A letter writer from Gastonia urges feeling sorry for a textile worker from Elkin who had shot a doctor, suggests that he would not be able to obtain a fair trial, that it appeared he did not know that doctors were a "law unto themselves", that whatever they chose to say or do was deemed right, that if he made an error in his practice, it would take typically years for the complaint to be resolved, during which time, the complainant would be brought in and drilled by the medical board about why he or she was such a crackpot as to want to annoy a great and busy doctor who only sought to help the suffering.

A letter writer from Monroe finds that it appeared Mecklenburg County had three political parties, the newest one having been developed during the summer and fall of 1951, with the News and a radio announcer telling the people for whom they should vote.
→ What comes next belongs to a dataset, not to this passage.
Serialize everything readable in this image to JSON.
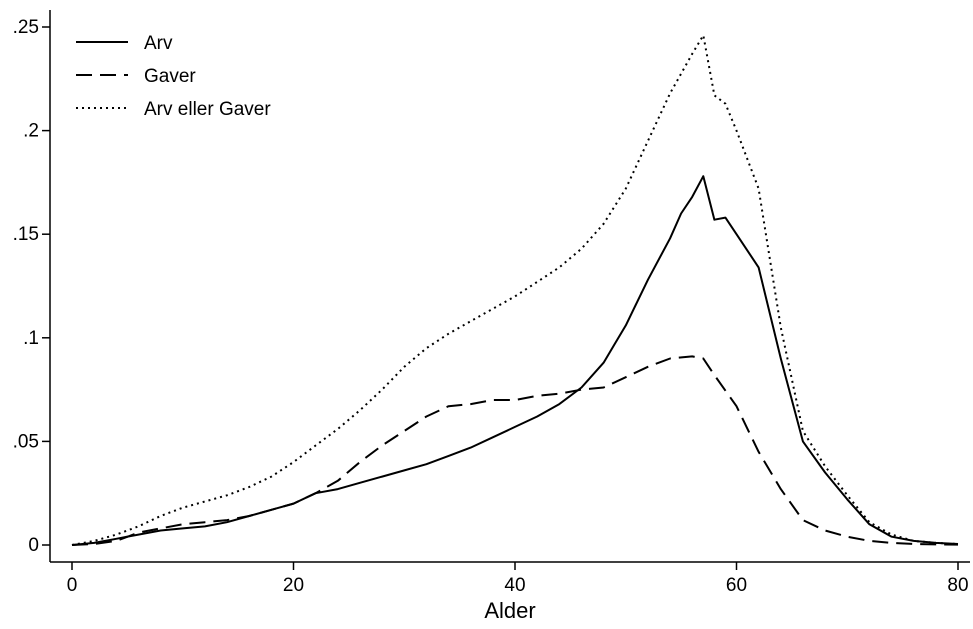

So now, the three parties were the Democrats who would stick to the nominee, the old-line Republican Party, and the "Dem-Ike-Jonacrat Party", the latter of which he thinks should be expelled from the Democratic Party at the time of the next primary as they were good Democrats but had been led astray. He adds that he had been a steady reader of the newspaper for over 40 years and finds it a great paper, though he could not agree all the time with the editors, urging them to keep it up, as he enjoyed spending the 30 cents per week.